The paper is devoted to the study of generalized Krätzel functions, which are the kernel functions of type-1 and type-2 pathway transforms. Various analytical properties such as Lipschitz continuity, fixed point property and integrability of these functions are investigated. Furthermore, the paper introduces two new inequalities associated with generalized Krätzel functions. The composition formulae for various fractional operators, such as Grünwald-Letnikov fractional differential operator, Riemann-Liouville fractional integral and differential operators with these functions are also obtained. Additionally, it has been demonstrated that these kernel functions are related to the Heaviside step function, the Dirac delta function, and the Riemann zeta function.
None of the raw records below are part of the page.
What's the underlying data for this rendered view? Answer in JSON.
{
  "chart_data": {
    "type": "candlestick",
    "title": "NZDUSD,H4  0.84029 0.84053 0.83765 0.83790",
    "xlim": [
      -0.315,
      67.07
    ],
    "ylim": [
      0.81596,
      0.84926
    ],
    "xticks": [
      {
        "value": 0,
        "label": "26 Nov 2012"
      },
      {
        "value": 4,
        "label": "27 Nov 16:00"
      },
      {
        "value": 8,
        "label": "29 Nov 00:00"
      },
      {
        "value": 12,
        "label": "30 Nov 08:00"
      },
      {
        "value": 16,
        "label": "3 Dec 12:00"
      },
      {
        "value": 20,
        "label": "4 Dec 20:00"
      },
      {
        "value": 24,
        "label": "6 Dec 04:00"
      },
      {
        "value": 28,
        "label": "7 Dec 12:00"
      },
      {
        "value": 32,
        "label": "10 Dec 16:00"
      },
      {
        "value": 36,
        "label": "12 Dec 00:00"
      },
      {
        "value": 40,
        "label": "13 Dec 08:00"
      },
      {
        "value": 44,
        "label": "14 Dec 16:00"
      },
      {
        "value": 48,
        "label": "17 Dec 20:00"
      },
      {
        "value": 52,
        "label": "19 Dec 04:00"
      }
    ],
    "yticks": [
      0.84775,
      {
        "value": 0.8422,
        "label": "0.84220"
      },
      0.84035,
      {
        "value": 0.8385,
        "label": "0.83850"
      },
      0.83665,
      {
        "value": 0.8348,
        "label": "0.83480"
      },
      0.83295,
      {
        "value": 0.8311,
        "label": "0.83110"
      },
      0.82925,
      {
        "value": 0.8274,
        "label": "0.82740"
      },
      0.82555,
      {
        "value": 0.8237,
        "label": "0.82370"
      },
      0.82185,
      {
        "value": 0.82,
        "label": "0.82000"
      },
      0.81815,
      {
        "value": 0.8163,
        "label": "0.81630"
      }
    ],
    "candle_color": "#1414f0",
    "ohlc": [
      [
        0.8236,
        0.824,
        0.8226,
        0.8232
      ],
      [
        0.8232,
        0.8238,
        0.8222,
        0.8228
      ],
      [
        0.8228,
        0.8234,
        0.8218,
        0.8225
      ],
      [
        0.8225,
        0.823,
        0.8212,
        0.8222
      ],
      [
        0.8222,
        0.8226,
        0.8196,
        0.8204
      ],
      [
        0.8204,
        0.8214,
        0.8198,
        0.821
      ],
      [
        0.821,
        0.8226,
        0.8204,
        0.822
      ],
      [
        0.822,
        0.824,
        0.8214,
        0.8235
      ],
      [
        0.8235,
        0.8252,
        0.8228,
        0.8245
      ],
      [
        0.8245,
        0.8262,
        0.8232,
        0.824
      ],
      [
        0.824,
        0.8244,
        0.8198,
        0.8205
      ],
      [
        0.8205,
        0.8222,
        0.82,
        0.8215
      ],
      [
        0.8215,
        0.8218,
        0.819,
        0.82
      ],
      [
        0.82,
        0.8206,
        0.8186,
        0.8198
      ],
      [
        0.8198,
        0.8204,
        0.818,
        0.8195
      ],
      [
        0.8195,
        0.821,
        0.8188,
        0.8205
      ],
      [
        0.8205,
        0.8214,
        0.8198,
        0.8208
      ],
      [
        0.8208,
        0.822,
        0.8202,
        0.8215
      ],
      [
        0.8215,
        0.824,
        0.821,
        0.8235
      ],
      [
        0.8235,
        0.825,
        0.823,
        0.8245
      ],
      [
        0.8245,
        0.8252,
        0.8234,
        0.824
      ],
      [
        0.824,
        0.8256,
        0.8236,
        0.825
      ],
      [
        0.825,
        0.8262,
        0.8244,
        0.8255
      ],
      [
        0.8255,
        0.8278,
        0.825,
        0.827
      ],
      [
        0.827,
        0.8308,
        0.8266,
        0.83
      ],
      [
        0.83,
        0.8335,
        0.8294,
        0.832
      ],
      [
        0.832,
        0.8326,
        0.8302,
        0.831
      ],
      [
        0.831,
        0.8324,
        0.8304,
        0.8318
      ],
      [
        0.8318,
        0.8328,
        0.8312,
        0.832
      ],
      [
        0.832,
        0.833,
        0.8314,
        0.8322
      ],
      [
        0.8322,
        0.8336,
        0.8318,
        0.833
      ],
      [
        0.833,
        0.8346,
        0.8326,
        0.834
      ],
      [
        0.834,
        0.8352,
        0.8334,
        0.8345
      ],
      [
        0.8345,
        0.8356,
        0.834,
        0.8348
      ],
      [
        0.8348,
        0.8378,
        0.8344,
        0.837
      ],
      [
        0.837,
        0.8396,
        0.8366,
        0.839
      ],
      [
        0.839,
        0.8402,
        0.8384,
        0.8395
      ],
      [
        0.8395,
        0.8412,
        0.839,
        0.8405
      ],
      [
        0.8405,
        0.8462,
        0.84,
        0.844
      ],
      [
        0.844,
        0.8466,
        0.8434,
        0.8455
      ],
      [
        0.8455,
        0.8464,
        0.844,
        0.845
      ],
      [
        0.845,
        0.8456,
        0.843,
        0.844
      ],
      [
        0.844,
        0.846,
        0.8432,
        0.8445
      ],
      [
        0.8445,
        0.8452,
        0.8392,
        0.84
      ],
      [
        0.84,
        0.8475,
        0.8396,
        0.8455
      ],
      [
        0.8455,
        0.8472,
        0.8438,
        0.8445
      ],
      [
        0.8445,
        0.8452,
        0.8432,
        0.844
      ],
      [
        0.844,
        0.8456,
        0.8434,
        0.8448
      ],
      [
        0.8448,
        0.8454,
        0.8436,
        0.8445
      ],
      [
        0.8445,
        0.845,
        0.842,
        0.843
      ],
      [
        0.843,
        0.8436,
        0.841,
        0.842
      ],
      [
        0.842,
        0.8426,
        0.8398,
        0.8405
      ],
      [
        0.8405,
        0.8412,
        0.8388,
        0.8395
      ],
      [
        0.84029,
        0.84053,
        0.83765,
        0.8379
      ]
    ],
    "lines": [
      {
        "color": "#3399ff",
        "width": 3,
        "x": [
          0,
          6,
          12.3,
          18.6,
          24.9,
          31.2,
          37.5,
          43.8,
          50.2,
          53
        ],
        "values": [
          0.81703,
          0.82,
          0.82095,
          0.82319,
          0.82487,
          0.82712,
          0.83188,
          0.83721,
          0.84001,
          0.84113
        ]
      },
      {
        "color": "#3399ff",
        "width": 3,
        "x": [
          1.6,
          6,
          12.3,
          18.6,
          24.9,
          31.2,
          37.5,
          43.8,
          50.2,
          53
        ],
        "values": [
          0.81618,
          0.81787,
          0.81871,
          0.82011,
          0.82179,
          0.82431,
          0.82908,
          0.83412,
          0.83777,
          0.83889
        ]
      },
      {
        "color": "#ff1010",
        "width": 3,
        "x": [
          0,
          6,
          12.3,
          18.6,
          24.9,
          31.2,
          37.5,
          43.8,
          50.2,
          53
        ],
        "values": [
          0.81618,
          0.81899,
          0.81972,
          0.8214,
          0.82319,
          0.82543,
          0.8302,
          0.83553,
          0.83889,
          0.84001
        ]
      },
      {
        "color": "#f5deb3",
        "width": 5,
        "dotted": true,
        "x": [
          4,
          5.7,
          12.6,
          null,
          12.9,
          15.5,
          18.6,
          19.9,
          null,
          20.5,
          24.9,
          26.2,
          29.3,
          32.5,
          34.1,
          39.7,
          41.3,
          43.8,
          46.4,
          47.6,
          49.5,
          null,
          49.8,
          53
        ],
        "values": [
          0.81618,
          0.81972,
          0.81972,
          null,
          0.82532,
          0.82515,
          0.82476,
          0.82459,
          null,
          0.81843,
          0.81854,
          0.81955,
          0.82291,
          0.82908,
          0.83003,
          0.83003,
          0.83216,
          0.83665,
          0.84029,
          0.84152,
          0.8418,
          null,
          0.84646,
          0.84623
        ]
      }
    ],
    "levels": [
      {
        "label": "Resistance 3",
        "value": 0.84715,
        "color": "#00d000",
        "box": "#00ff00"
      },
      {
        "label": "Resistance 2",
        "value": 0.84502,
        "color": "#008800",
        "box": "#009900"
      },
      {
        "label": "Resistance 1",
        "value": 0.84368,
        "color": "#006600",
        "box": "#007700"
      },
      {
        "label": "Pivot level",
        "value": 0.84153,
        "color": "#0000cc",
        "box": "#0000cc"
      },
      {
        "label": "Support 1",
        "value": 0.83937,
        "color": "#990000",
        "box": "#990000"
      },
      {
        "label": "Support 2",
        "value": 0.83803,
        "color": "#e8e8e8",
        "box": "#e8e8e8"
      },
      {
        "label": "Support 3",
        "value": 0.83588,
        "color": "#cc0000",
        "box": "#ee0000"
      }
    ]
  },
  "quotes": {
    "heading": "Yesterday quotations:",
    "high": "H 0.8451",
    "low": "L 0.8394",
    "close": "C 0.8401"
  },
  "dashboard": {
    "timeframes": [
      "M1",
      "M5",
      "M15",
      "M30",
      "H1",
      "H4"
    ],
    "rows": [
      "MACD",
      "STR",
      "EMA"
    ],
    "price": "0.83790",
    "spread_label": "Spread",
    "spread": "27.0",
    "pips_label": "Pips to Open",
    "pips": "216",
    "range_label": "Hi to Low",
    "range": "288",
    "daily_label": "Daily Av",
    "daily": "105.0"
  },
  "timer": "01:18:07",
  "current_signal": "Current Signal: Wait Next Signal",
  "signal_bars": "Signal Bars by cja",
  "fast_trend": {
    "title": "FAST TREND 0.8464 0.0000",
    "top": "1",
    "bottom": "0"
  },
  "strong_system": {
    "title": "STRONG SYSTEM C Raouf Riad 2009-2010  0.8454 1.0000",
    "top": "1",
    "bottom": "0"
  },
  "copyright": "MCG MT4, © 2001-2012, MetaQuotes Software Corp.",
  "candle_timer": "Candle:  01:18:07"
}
A computable series representation of the kernel function is also obtained. Further scope of the work is pointed out by modifying the kernel function with the Mittag-Leffler function.

本文致力于研究广义 Kratzel 函数，即 1 型和 2 型路径变换的核函数。研究了这些函数的各种分析特性，例如 Lipschitz 连续性、不动点特性和可积性。此外，本文还介绍了与广义 Kratzel 函数相关的两个新的不等式。还得到了各种分数算子的复合公式，如Grünwald-Letnikov分数阶微分算子、Riemann-Liouville分数积分以及具有这些函数的微分算子。此外，已经证明这些核函数与 Heaviside 阶跃函数、Dirac delta 函数和 Riemann zeta 函数相关。还获得了核函数的可计算级数表示。通过使用 Mittag-Leffler 函数修改核函数来指出进一步的工作范围。